Dr Persaud highlights the fact that gifted children are often more prone to exam fear and worry about achieving, than those who are not so academic. "It is vital for parents and those close to brighter students to be aware of the emotional turmoil lurking below the surface, otherwise, the outer picture of someone likely to do well in exams prevents family and friends from offering vital support, he writes.

While bright students are more at risk of suicidal thoughts, parents also need to be aware of the self derogatory feelings which poor achievers suffer, which can lead to suicidal thoughts.

It is becoming clearer that parents, families and friends need to offer encouragement and support with a positive note.

Becoming aware and sensitive to our children's emotions and social issues can save lives.

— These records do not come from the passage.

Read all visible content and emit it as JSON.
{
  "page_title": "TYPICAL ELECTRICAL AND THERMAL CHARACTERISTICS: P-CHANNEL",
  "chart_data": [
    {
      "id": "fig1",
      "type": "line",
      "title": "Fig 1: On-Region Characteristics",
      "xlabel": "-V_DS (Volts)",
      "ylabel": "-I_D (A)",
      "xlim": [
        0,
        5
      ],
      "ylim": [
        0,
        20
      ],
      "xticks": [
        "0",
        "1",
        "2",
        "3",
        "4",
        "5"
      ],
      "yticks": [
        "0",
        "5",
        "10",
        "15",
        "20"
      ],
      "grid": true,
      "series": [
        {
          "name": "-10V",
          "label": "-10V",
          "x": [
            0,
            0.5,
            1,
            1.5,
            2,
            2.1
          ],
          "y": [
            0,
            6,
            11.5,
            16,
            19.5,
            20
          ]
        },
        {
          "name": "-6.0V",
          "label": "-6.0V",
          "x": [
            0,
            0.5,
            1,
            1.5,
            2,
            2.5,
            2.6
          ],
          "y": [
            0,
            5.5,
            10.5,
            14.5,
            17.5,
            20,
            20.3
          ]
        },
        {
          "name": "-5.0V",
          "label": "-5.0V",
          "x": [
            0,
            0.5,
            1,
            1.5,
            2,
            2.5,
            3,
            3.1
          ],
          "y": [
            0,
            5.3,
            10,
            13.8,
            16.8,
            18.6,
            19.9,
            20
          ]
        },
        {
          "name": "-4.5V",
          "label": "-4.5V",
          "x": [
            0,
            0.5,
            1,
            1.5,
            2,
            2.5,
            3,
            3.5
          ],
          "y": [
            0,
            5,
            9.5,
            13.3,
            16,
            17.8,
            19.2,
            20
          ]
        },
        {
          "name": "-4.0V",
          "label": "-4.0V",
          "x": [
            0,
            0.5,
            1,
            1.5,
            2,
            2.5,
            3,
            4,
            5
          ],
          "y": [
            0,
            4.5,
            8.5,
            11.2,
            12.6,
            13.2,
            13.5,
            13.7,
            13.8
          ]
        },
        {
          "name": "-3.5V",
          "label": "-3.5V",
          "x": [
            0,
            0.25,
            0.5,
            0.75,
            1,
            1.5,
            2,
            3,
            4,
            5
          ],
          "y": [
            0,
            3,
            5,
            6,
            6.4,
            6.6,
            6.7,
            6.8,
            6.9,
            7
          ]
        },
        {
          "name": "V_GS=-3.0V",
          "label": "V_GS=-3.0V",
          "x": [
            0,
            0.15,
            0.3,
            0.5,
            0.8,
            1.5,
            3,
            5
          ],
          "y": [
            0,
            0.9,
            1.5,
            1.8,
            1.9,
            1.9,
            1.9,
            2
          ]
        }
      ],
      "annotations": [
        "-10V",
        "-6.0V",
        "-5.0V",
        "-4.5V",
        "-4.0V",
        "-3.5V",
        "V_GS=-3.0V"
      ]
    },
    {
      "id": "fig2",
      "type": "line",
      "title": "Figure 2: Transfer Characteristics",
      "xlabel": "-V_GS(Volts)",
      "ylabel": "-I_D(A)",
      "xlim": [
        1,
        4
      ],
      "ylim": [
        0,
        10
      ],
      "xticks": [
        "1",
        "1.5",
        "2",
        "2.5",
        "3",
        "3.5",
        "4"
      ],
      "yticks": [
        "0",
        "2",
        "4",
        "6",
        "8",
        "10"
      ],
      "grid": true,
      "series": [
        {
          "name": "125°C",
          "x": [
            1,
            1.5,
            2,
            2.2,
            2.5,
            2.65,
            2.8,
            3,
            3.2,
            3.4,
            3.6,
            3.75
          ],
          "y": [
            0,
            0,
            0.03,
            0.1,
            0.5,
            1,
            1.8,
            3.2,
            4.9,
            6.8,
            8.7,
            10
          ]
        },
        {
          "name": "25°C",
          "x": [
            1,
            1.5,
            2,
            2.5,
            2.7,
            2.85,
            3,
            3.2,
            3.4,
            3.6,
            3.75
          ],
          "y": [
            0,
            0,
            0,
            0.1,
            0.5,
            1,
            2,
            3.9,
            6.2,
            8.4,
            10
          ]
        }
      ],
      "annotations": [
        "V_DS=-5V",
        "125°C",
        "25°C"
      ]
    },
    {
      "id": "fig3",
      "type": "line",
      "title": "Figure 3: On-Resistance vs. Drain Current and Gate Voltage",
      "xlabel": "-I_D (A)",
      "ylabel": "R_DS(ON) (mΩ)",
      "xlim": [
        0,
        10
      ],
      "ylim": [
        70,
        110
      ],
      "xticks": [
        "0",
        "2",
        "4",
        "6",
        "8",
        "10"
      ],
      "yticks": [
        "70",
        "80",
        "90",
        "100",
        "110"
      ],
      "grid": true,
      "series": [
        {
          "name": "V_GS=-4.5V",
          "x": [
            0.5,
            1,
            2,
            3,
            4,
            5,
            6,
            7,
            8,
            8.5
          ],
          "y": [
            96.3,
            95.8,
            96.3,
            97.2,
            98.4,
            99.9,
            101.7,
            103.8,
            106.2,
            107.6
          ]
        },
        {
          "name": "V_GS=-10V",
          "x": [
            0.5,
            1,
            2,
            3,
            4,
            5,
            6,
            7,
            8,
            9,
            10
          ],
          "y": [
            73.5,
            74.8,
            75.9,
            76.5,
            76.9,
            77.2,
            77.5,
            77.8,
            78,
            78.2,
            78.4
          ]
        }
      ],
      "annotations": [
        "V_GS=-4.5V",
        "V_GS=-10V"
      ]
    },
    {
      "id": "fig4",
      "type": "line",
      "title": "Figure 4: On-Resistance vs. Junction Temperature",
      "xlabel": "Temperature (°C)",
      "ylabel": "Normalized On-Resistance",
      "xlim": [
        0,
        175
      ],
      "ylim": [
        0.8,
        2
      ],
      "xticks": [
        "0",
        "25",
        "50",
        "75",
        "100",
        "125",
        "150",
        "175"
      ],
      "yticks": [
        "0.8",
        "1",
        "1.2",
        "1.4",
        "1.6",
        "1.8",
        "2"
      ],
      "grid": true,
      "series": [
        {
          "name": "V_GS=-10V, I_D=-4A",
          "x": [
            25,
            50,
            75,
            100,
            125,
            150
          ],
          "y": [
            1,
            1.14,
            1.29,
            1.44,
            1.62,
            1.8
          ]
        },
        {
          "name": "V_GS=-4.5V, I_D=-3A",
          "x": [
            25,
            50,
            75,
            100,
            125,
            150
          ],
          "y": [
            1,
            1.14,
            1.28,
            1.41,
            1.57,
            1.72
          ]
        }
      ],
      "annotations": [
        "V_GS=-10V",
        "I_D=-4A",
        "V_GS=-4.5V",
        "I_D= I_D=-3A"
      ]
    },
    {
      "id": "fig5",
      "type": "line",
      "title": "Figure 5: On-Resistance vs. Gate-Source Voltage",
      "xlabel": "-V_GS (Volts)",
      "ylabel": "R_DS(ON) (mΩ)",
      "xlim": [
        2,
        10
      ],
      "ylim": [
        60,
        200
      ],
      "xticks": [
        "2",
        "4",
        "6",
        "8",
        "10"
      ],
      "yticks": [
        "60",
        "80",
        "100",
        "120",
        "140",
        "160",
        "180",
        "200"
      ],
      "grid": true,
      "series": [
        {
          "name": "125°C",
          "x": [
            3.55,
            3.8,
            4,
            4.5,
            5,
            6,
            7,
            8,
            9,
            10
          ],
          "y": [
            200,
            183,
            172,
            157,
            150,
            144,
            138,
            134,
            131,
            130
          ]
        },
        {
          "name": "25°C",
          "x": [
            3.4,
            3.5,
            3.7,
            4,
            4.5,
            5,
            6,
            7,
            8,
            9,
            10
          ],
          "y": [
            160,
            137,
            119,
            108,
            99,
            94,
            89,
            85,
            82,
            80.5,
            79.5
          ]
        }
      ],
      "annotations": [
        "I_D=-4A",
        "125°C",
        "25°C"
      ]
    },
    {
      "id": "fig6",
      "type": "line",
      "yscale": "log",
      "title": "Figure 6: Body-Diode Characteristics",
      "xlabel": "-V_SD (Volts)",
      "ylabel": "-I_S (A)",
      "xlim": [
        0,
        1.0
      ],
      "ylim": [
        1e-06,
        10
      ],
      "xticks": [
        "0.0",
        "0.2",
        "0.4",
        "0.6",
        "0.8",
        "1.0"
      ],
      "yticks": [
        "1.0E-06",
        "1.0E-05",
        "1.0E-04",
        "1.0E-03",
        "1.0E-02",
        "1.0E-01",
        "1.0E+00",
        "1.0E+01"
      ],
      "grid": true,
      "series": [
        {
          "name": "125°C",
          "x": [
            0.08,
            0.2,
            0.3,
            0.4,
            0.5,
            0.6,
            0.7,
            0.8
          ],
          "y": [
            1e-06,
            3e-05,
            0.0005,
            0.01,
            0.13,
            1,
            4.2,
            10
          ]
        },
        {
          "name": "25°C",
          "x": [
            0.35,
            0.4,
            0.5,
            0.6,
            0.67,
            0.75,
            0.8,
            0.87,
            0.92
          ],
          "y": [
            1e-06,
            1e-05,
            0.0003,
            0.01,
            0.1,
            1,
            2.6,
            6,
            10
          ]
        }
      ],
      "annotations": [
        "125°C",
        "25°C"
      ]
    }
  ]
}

Suicide is the second highest cause of death among school pupils and university students and has been increasing at a dramatic rate in these groups over the past decade.

Up to 50 percent of students actively contemplate suicide at some time.

Recent research from the University of Georgia, in the USA, found that more than one in ten students suffer from significant depression.

Students at Oxford and Cambridge Universities have a rate of suicide ranging from two to 10 times that of the general population.

It is this fear of perfectionism, achieving success and unhealthy competitiveness, that puts enormous pressure on our children.

Pupils surrounded by brighter fellow pupils "can constantly feel in shadow of others, whatever their success.

They need to be reminded that just because someone else is better in their course, it does not mean that person is a superior being.

It is vital to remind our children of their personal good qualities, about a sense of humour, about not taking exams too seriously but deriving high self esteem from their efforts and preparation.

Not imposing our own high expectations on our children may be a very important factor to consider.